Fitch: Dominican Elections Present Fiscal Risks

Dominican Republic elections present near-term fiscal risks, Fitch warns.

LATINVEX SPECIAL 
Fitch Ratings

Upcoming elections in the Dominican Republic (BB-/Stable) present near-term fiscal risks, while the prospects for improving future budgetary performance through post-election reforms are uncertain, Fitch Ratings says. The scope for fiscal reform may depend on whether the legitimacy of May’s presidential and congressional elections is disputed. 

Municipal elections due last month were cancelled then rescheduled to March 15 following technical problems with the automated voting system, which is being used in major districts covering 62 percent of voters. The cancellation prompted some peaceful protests. In response, President Danilo Medina of the Dominican Liberation Party (PLD) has invited international monitoring organizations to audit the municipal election results. Presidential and congressional elections are due on May 17. 

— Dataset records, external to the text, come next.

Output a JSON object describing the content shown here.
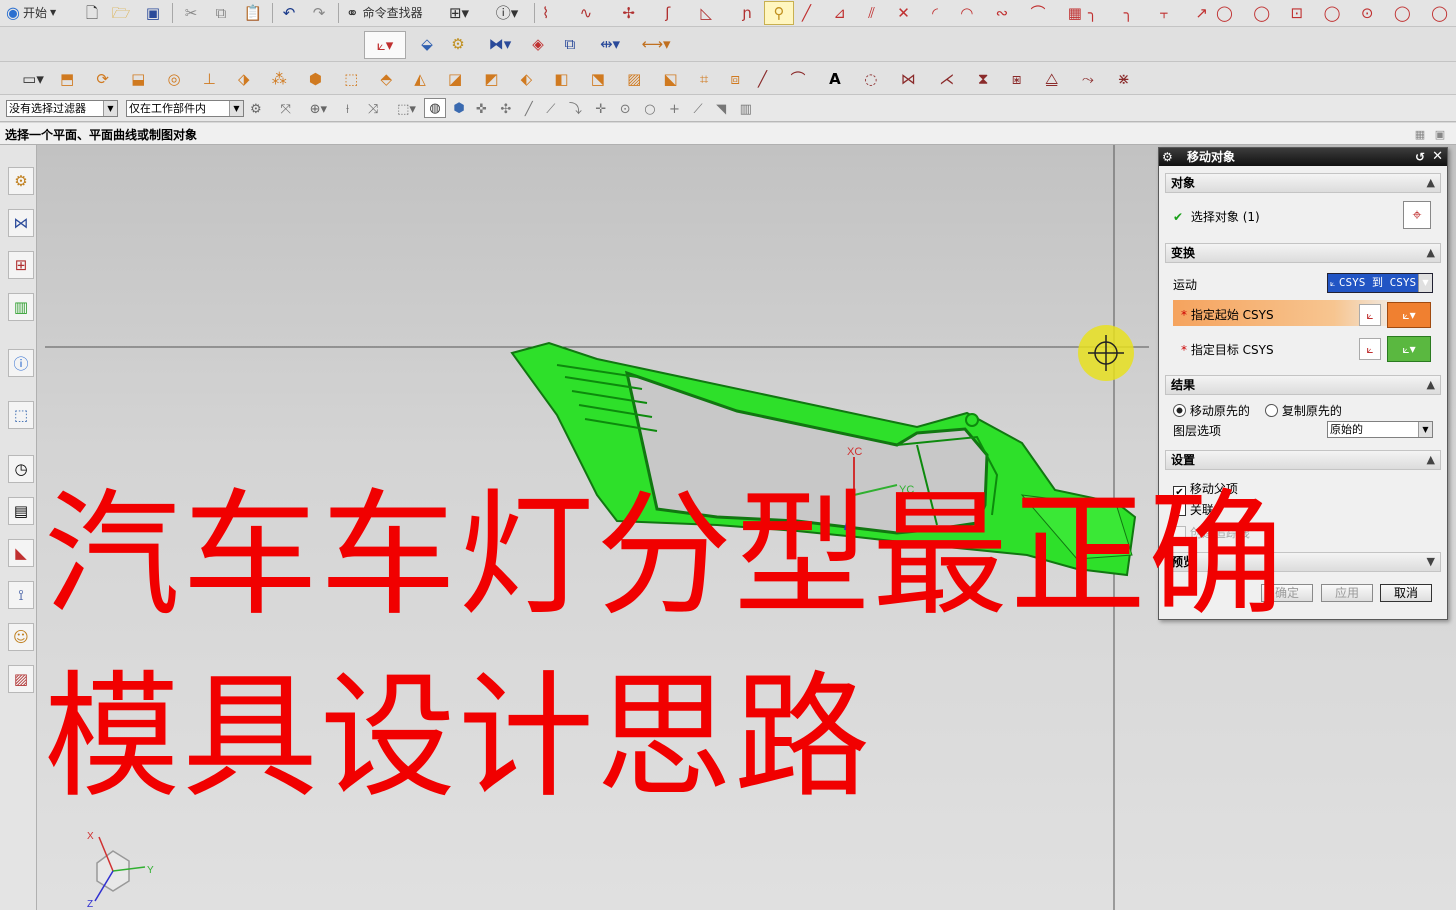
{
  "toolbar_row1": {
    "start_label": "开始",
    "command_finder_label": "命令查找器"
  },
  "selection_bar": {
    "filter_value": "没有选择过滤器",
    "scope_value": "仅在工作部件内"
  },
  "status_prompt": "选择一个平面、平面曲线或制图对象",
  "dialog": {
    "title": "移动对象",
    "sections": {
      "object": "对象",
      "transform": "变换",
      "result": "结果",
      "settings": "设置",
      "preview": "预览"
    },
    "select_object_label": "选择对象 (1)",
    "motion_label": "运动",
    "motion_value": "CSYS 到 CSYS",
    "start_csys_label": "指定起始 CSYS",
    "target_csys_label": "指定目标 CSYS",
    "move_original_label": "移动原先的",
    "copy_original_label": "复制原先的",
    "layer_option_label": "图层选项",
    "layer_option_value": "原始的",
    "move_parent_label": "移动父项",
    "associative_label": "关联",
    "create_trace_label": "创建追踪线",
    "ok_label": "确定",
    "apply_label": "应用",
    "cancel_label": "取消",
    "move_original_selected": true,
    "move_parent_checked": true
  },
  "overlay_text": {
    "line1": "汽车车灯分型最正确",
    "line2": "模具设计思路"
  },
  "viewport": {
    "xc_label": "XC",
    "yc_label": "YC",
    "triad_x": "X",
    "triad_y": "Y",
    "triad_z": "Z"
  },
  "colors": {
    "part_green": "#2ee02a",
    "overlay_red": "#f10000",
    "highlight_orange": "#f5a35e",
    "title_bar": "#1e1e1e",
    "cursor_yellow": "#e8e020"
  }
}
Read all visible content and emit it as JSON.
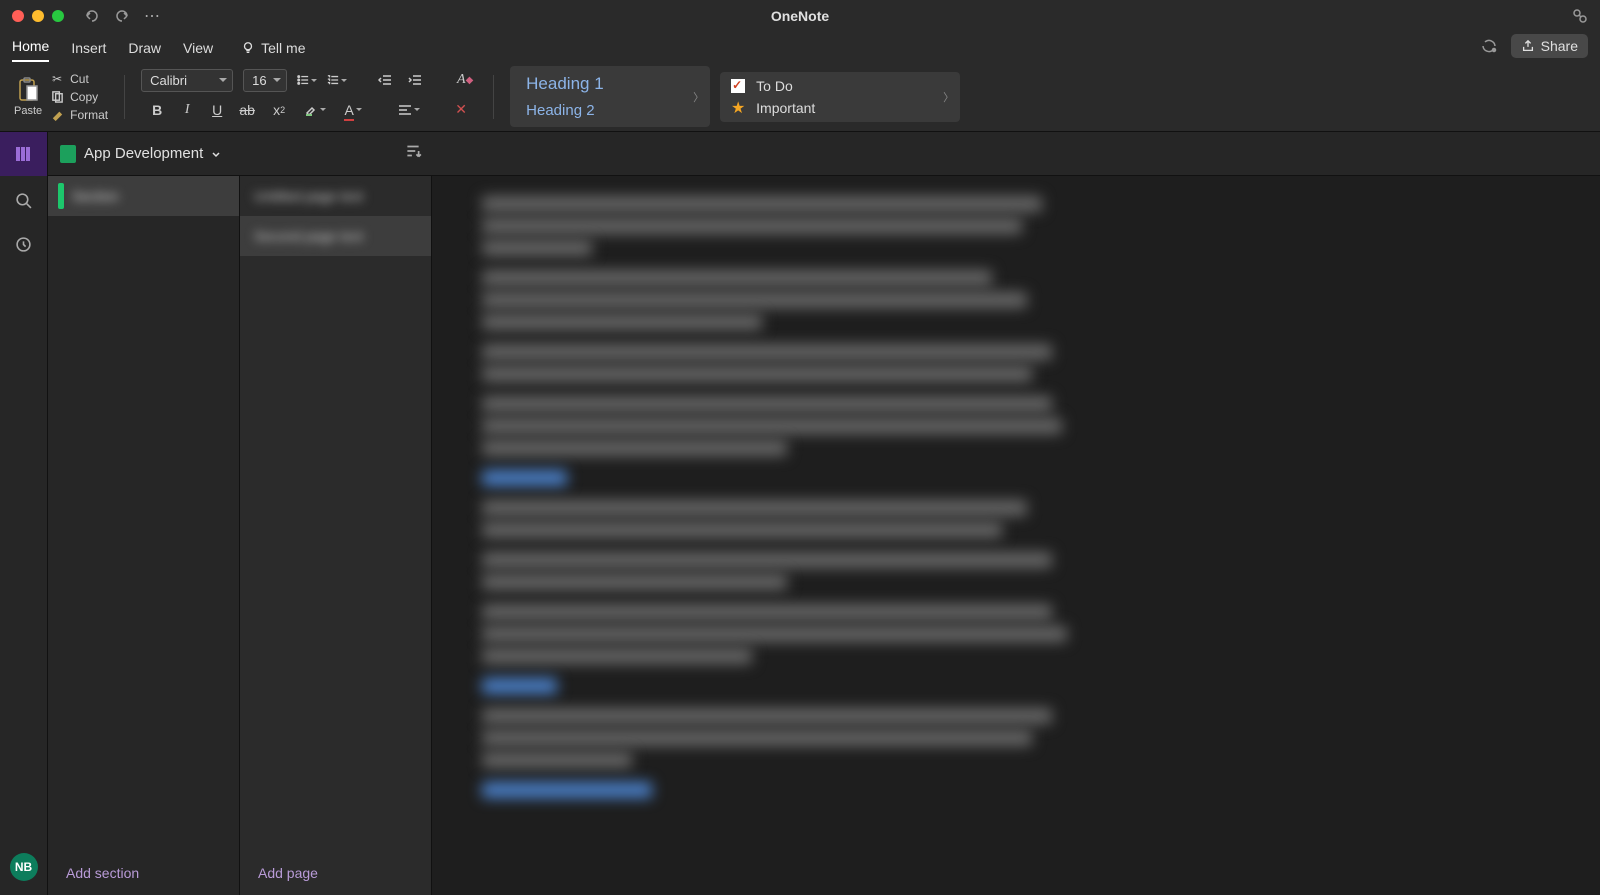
{
  "window": {
    "title": "OneNote"
  },
  "tabs": {
    "items": [
      "Home",
      "Insert",
      "Draw",
      "View"
    ],
    "active": "Home",
    "tellme": "Tell me"
  },
  "share": {
    "label": "Share"
  },
  "ribbon": {
    "paste": "Paste",
    "cut": "Cut",
    "copy": "Copy",
    "format": "Format",
    "font_name": "Calibri",
    "font_size": "16",
    "styles": {
      "h1": "Heading 1",
      "h2": "Heading 2"
    },
    "tags": {
      "todo": "To Do",
      "important": "Important"
    }
  },
  "notebook": {
    "name": "App Development"
  },
  "sidebar": {
    "section_blur": "Section",
    "page1_blur": "Untitled page text",
    "page2_blur": "Second page text",
    "add_section": "Add section",
    "add_page": "Add page"
  },
  "avatar": {
    "initials": "NB"
  },
  "content_widths": {
    "p1": [
      560,
      540,
      110
    ],
    "p2": [
      510,
      545,
      280
    ],
    "p3": [
      570,
      550
    ],
    "p4": [
      570,
      580,
      305
    ],
    "h1": [
      85
    ],
    "p5": [
      545,
      520
    ],
    "p6": [
      570,
      305
    ],
    "p7": [
      570,
      585,
      270
    ],
    "h2": [
      75
    ],
    "p8": [
      570,
      550,
      150
    ],
    "h3": [
      170
    ]
  }
}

The elections are an important test of governance. Local and national elections are being held on separate days for the first time, as agreed in 2018 to reduce political patronage. The protests following the cancellation of the municipal elections may, in our view, reflect longer standing anti-PLD sentiment (the party has been in power since 2004). Larger demonstrations against alleged corruption occurred throughout last year. The PLD’s primary contest in October also saw controversy resulting from irregularities in the new automated voting system, prompting former president Leonel Fernandez to split from the party. 

We believe that a competitive presidential election, which opinion polls indicate could go to a second-round vote on June 28, increases the risk that government largess could be used to support PLD candidates. Recent polls indicate that Luis Abinader of the opposition Modern Revolutionary Party (RPM) has gained support in the three-way contest with PLD nominee Gonzalo Castillo and Fernandez. 

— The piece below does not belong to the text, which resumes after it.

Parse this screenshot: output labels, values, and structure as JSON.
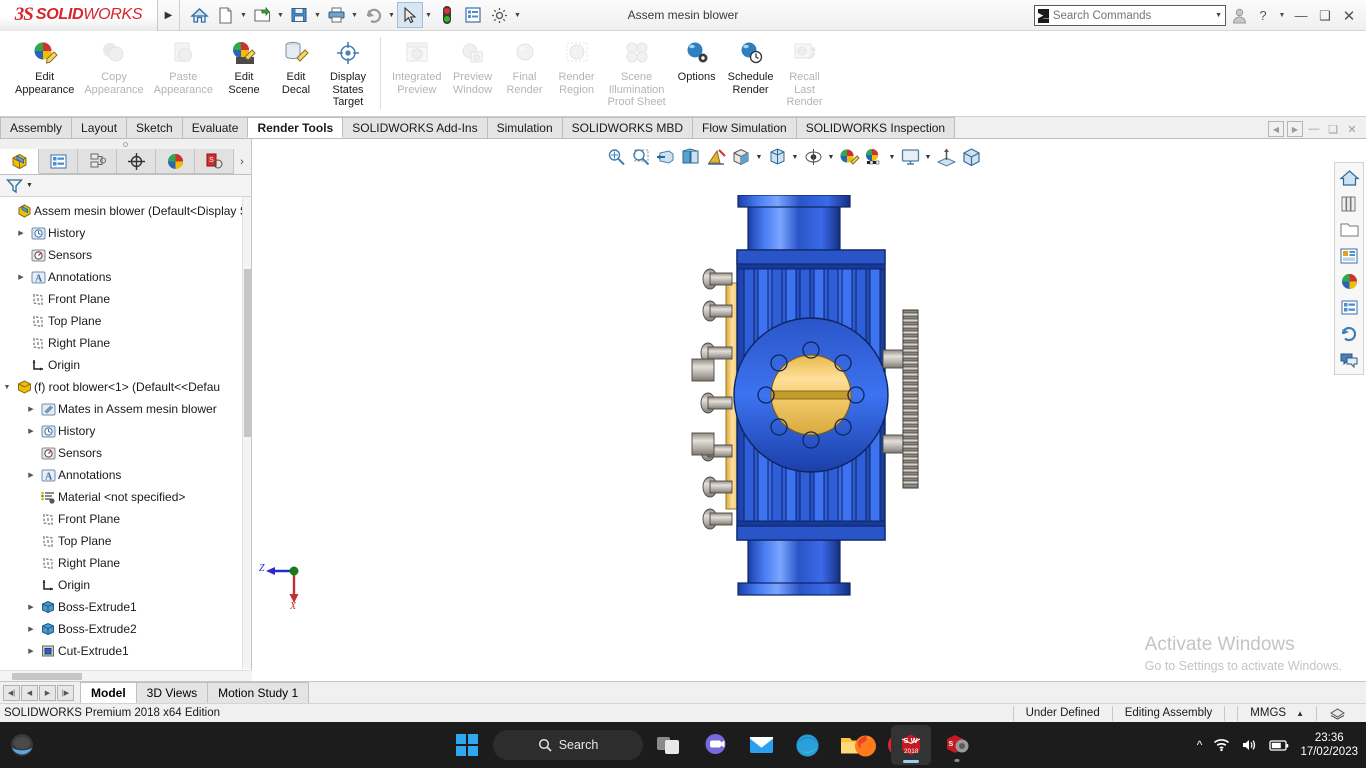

The non-financial public sector (NFPS) deficit narrowed to 2.3 percent of GDP in 2019 from 2.7 percent in 2018. Our 2020 fiscal forecasts assume some near-term election-related slippage widening the deficit to close to 3 percent of GDP this year. This would be a much smaller deterioration than in 2012, when election-related slippage saw the deficit widen to 6.9 percent of GDP from 3.6 percent in 2011. We expect that market discipline will restrain significant spending; the Dominican Republic’s use of capital market funding is greater now than in 2012. 

Efforts to improve revenues through anti-tax avoidance measures introduced in 2016 continue. Tax revenues rose to 13.4 percent of GDP last year from 13.0 percent in 2018. However, small revenue-side measures in 2012 and 2016 have not kept pace with expenditure and electricity system losses, resulting in gradually rising debt (40.4 percent of GDP in 2019) and interest costs (17 percent of revenue). Deeper reforms that addressed electricity utility losses and the use of off-balance sheet financing would help stem the debt increase. 

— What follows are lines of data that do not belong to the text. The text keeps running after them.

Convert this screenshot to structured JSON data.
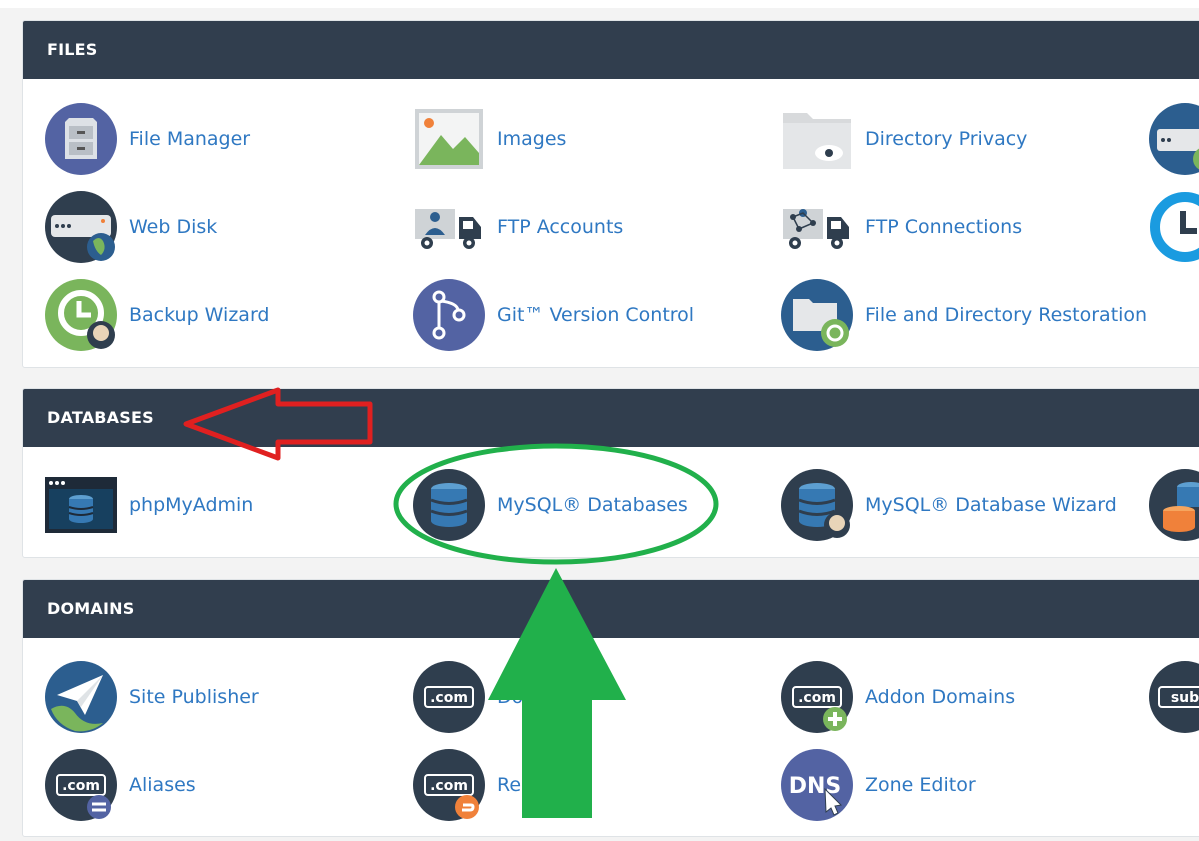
{
  "colors": {
    "header_bg": "#313e4e",
    "link": "#2f78c2",
    "icon_navy": "#2f3e4e",
    "icon_purple": "#5363a3",
    "icon_blue": "#2c5e8f",
    "icon_green": "#7ab55c",
    "icon_orange": "#f0813a",
    "annotation_red": "#e02020",
    "annotation_green": "#21b04b"
  },
  "sections": {
    "files": {
      "title": "FILES",
      "items": [
        {
          "label": "File Manager",
          "icon": "file-cabinet-icon"
        },
        {
          "label": "Images",
          "icon": "images-icon"
        },
        {
          "label": "Directory Privacy",
          "icon": "folder-eye-icon"
        },
        {
          "label": "",
          "icon": "disk-usage-icon"
        },
        {
          "label": "Web Disk",
          "icon": "web-disk-icon"
        },
        {
          "label": "FTP Accounts",
          "icon": "ftp-accounts-icon"
        },
        {
          "label": "FTP Connections",
          "icon": "ftp-connections-icon"
        },
        {
          "label": "",
          "icon": "backup-icon"
        },
        {
          "label": "Backup Wizard",
          "icon": "backup-wizard-icon"
        },
        {
          "label": "Git™ Version Control",
          "icon": "git-icon"
        },
        {
          "label": "File and Directory Restoration",
          "icon": "folder-restore-icon"
        }
      ]
    },
    "databases": {
      "title": "DATABASES",
      "items": [
        {
          "label": "phpMyAdmin",
          "icon": "phpmyadmin-icon"
        },
        {
          "label": "MySQL® Databases",
          "icon": "mysql-databases-icon"
        },
        {
          "label": "MySQL® Database Wizard",
          "icon": "mysql-wizard-icon"
        },
        {
          "label": "",
          "icon": "remote-mysql-icon"
        }
      ]
    },
    "domains": {
      "title": "DOMAINS",
      "items": [
        {
          "label": "Site Publisher",
          "icon": "paper-plane-globe-icon"
        },
        {
          "label": "Do",
          "icon": "dotcom-icon"
        },
        {
          "label": "Addon Domains",
          "icon": "dotcom-plus-icon"
        },
        {
          "label": "",
          "icon": "subdomain-icon"
        },
        {
          "label": "Aliases",
          "icon": "dotcom-equals-icon"
        },
        {
          "label": "Re",
          "icon": "dotcom-redirect-icon"
        },
        {
          "label": "Zone Editor",
          "icon": "dns-icon"
        }
      ]
    }
  }
}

Three key structural reforms, to the budget and financing framework, electricity utilities and central bank recapitalization, have stalled although the president’s party has been aligned with a controlling bloc of lawmakers in recent years. Restarting these reforms will partly depend on the credibility of the presidential and congressional election processes and of the Electoral Board, which introduced the automated voting system. 

If the elections are not seen by the populace or observers as transparent and fair, this could weaken the legitimacy of the next government and constrain reforms. We expect greater fragmentation in the next congress, which could slow reform legislation or budget approvals. Conversely, progress on substantive reforms that sustainably reduce government debt and strengthen monetary policy credibility and effectiveness could create upward ratings pressure.